On the 15th August 1905 in Staines, Middlesex she became the second wife of Major Frederick Gordon Guggisberg, (later Brigadier-General Sir Frederick Gordon Guggisberg, K.C.M.G., D.S.O., R.E.) who was to become Governor and Commander-in-Chief of the Gold Coast and British Guiana. Four years later she published jointly with him "We Two in West Africa", an informative account of life in that country at an interesting period in its development. Moore continued to act in the theatre until 1914, after which, on the outbreak of the First World War, she was engaged on war work in France. She founded the Women's Emergency Corps and also established a number of leave clubs in France, most notably the British Navy, Army and Air Force Leave Club in Paris of which she was the honorary organiser and director general. She was awarded the C.B.E. (Commander of the British Empire) in 1918.

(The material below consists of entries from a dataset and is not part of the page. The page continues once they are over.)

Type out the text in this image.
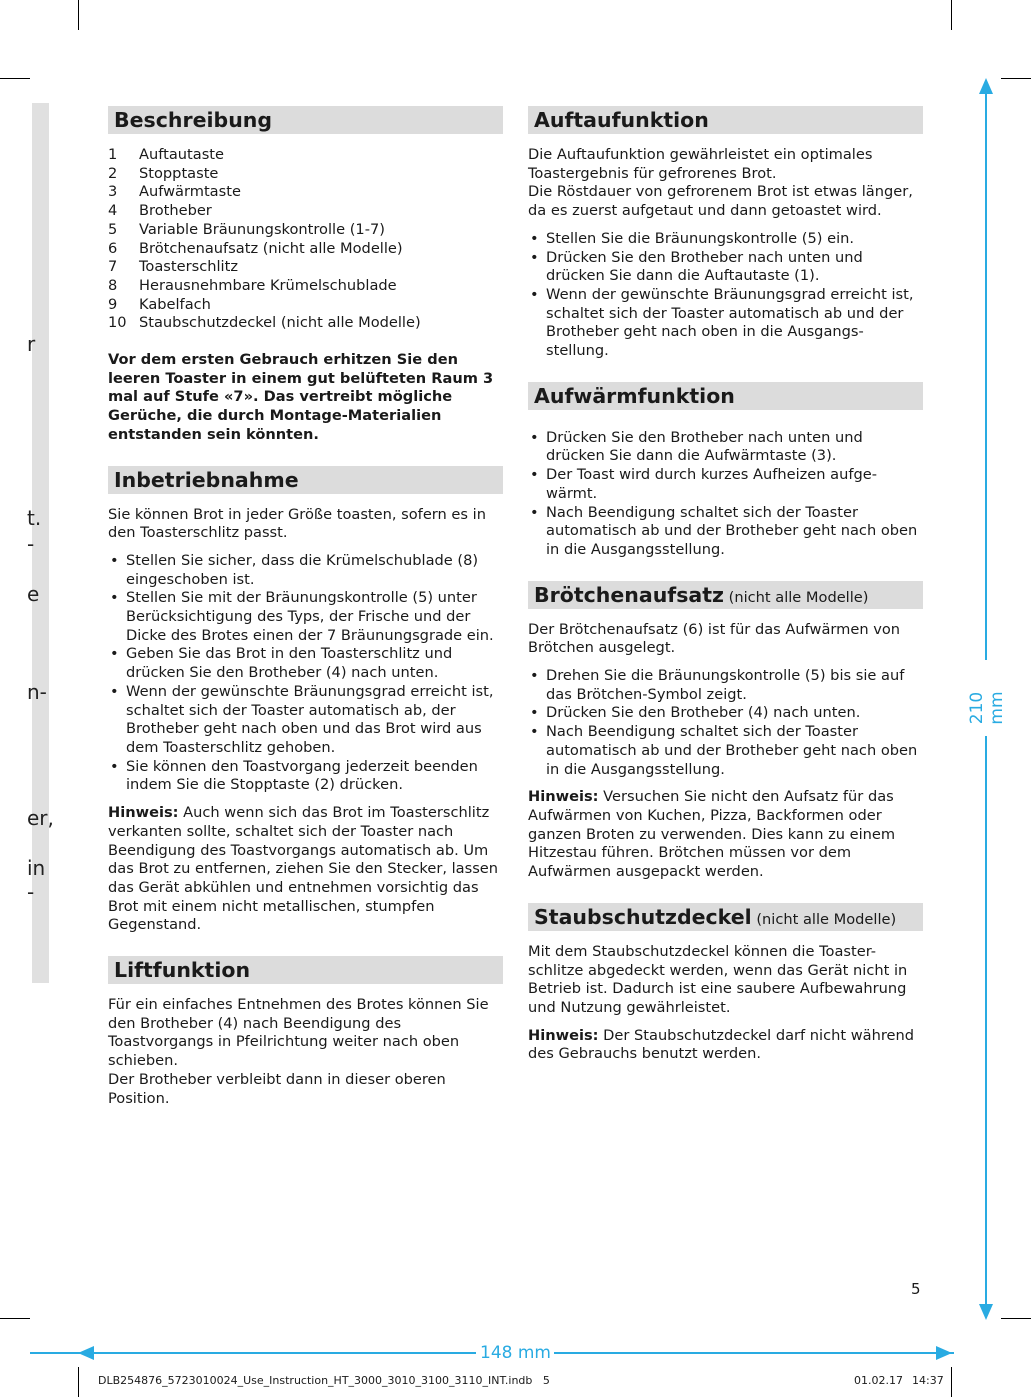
r
t.
-
e
n-
er,
in
-
Beschreibung
1	Auftautaste
2	Stopptaste
3	Aufwärmtaste
4	Brotheber
5	Variable Bräunungskontrolle (1-7)
6	Brötchenaufsatz (nicht alle Modelle)
7	Toasterschlitz
8	Herausnehmbare Krümelschublade
9	Kabelfach
10 Staubschutzdeckel (nicht alle Modelle)

Vor dem ersten Gebrauch erhitzen Sie den leeren Toaster in einem gut belüfteten Raum 3 mal auf Stufe «7». Das vertreibt mögliche Gerüche, die durch Montage-Materialien entstanden sein könnten.

Inbetriebnahme

Sie können Brot in jeder Größe toasten, sofern es in den Toasterschlitz passt.

• Stellen Sie sicher, dass die Krümelschublade (8) eingeschoben ist.
• Stellen Sie mit der Bräunungskontrolle (5) unter Berücksichtigung des Typs, der Frische und der Dicke des Brotes einen der 7 Bräunungsgrade ein.
• Geben Sie das Brot in den Toasterschlitz und drücken Sie den Brotheber (4) nach unten.
• Wenn der gewünschte Bräunungsgrad erreicht ist, schaltet sich der Toaster automatisch ab, der Brotheber geht nach oben und das Brot wird aus dem Toasterschlitz gehoben.
• Sie können den Toastvorgang jederzeit beenden indem Sie die Stopptaste (2) drücken.

Hinweis: Auch wenn sich das Brot im Toasterschlitz verkanten sollte, schaltet sich der Toaster nach Beendigung des Toastvorgangs automatisch ab. Um das Brot zu entfernen, ziehen Sie den Stecker, lassen das Gerät abkühlen und entnehmen vorsichtig das Brot mit einem nicht metallischen, stumpfen Gegenstand.

Liftfunktion

Für ein einfaches Entnehmen des Brotes können Sie den Brotheber (4) nach Beendigung des Toastvorgangs in Pfeilrichtung weiter nach oben schieben.

Der Brotheber verbleibt dann in dieser oberen Position.

Auftaufunktion

Die Auftaufunktion gewährleistet ein optimales Toastergebnis für gefrorenes Brot.

Die Röstdauer von gefrorenem Brot ist etwas länger, da es zuerst aufgetaut und dann getoastet wird.

• Stellen Sie die Bräunungskontrolle (5) ein.
• Drücken Sie den Brotheber nach unten und drücken Sie dann die Auftautaste (1).
• Wenn der gewünschte Bräunungsgrad erreicht ist, schaltet sich der Toaster automatisch ab und der Brotheber geht nach oben in die Ausgangs-stellung.
Aufwärmfunktion
• Drücken Sie den Brotheber nach unten und drücken Sie dann die Aufwärmtaste (3).
• Der Toast wird durch kurzes Aufheizen aufge-wärmt.
• Nach Beendigung schaltet sich der Toaster automatisch ab und der Brotheber geht nach oben in die Ausgangsstellung.
Brötchenaufsatz (nicht alle Modelle)

Der Brötchenaufsatz (6) ist für das Aufwärmen von Brötchen ausgelegt.

• Drehen Sie die Bräunungskontrolle (5) bis sie auf das Brötchen-Symbol zeigt.
• Drücken Sie den Brotheber (4) nach unten.
• Nach Beendigung schaltet sich der Toaster automatisch ab und der Brotheber geht nach oben in die Ausgangsstellung.

Hinweis: Versuchen Sie nicht den Aufsatz für das Aufwärmen von Kuchen, Pizza, Backformen oder ganzen Broten zu verwenden. Dies kann zu einem Hitzestau führen. Brötchen müssen vor dem Aufwärmen ausgepackt werden.

Staubschutzdeckel (nicht alle Modelle)

Mit dem Staubschutzdeckel können die Toaster-schlitze abgedeckt werden, wenn das Gerät nicht in Betrieb ist. Dadurch ist eine saubere Aufbewahrung und Nutzung gewährleistet.

Hinweis: Der Staubschutzdeckel darf nicht während des Gebrauchs benutzt werden.

5
210 mm
148 mm
DLB254876_5723010024_Use_Instruction_HT_3000_3010_3100_3110_INT.indb   5	01.02.17 14:37
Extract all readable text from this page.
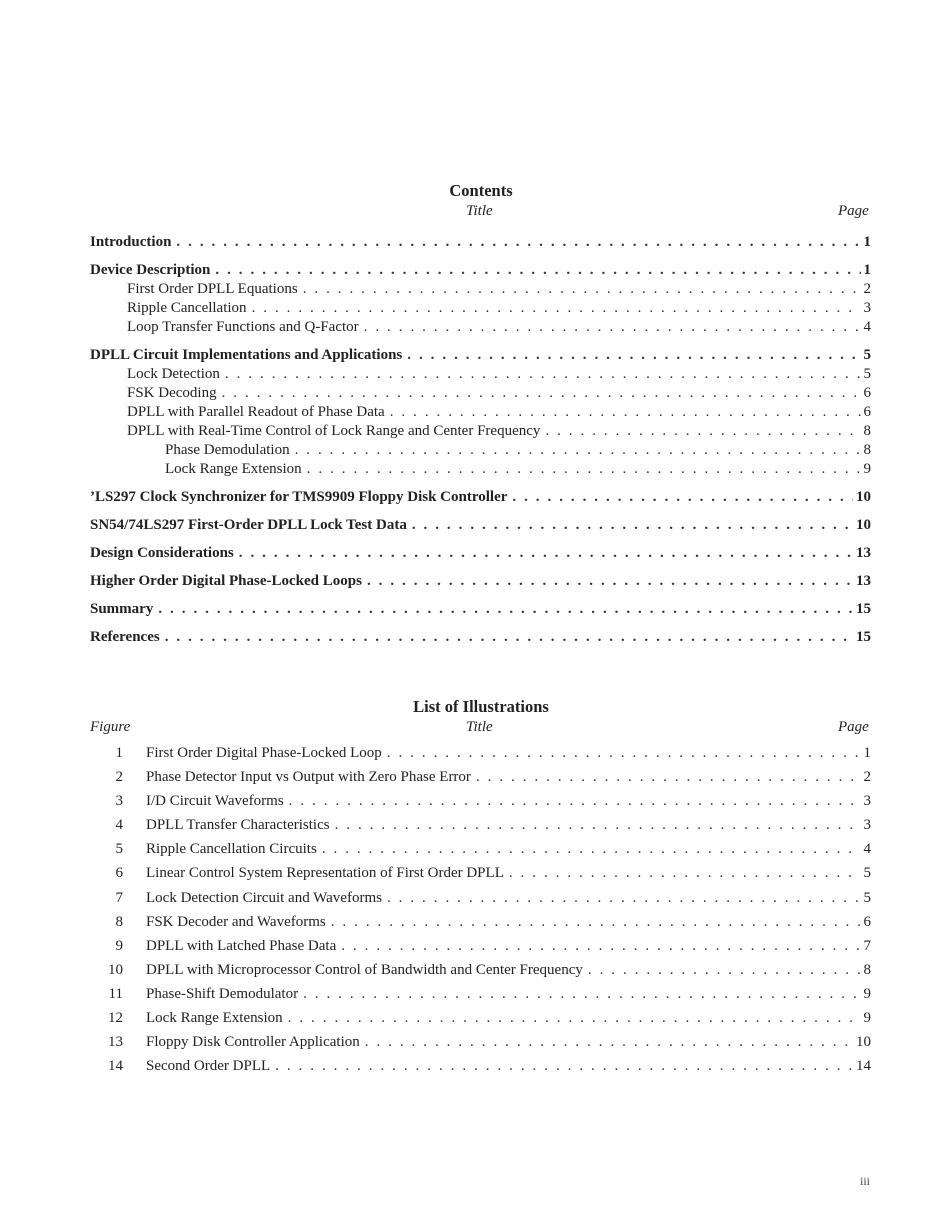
Contents
Title	Page
Introduction . . .	1
Device Description . . .	1
First Order DPLL Equations . . .	2
Ripple Cancellation . . .	3
Loop Transfer Functions and Q-Factor . . .	4
DPLL Circuit Implementations and Applications . . .	5
Lock Detection . . .	5
FSK Decoding . . .	6
DPLL with Parallel Readout of Phase Data . . .	6
DPLL with Real-Time Control of Lock Range and Center Frequency . . .	8
Phase Demodulation . . .	8
Lock Range Extension . . .	9
’LS297 Clock Synchronizer for TMS9909 Floppy Disk Controller . . .	10
SN54/74LS297 First-Order DPLL Lock Test Data . . .	10
Design Considerations . . .	13
Higher Order Digital Phase-Locked Loops . . .	13
Summary . . .	15
References . . .	15
List of Illustrations
Figure	Title	Page
1	First Order Digital Phase-Locked Loop . . .	1
2	Phase Detector Input vs Output with Zero Phase Error . . .	2
3	I/D Circuit Waveforms . . .	3
4	DPLL Transfer Characteristics . . .	3
5	Ripple Cancellation Circuits . . .	4
6	Linear Control System Representation of First Order DPLL . . .	5
7	Lock Detection Circuit and Waveforms . . .	5
8	FSK Decoder and Waveforms . . .	6
9	DPLL with Latched Phase Data . . .	7
10	DPLL with Microprocessor Control of Bandwidth and Center Frequency . . .	8
11	Phase-Shift Demodulator . . .	9
12	Lock Range Extension . . .	9
13	Floppy Disk Controller Application . . .	10
14	Second Order DPLL . . .	14
iii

At the time when her husband was a colonial governor, she acted with great success as exhibition commissioner and chairman of the Gold Coast Pavillon at the British Empire Exhibitions at Wembley in 1923, 1924 and 1925. In the Second World War she reestablished the British Leave Club in Paris and left the city in June 1940, only a few hours before the entry of the Germans, leaving on the doors of the club a notice "Temporarily Closed". Lady Decima Moore-Guggisberg died in Kensington, London at the age of 93 on the 18th February 1964. Trivia: her younger sister, Eva Moore, was the mother of Jill Esmond, the first wife of actor Laurence Olivier.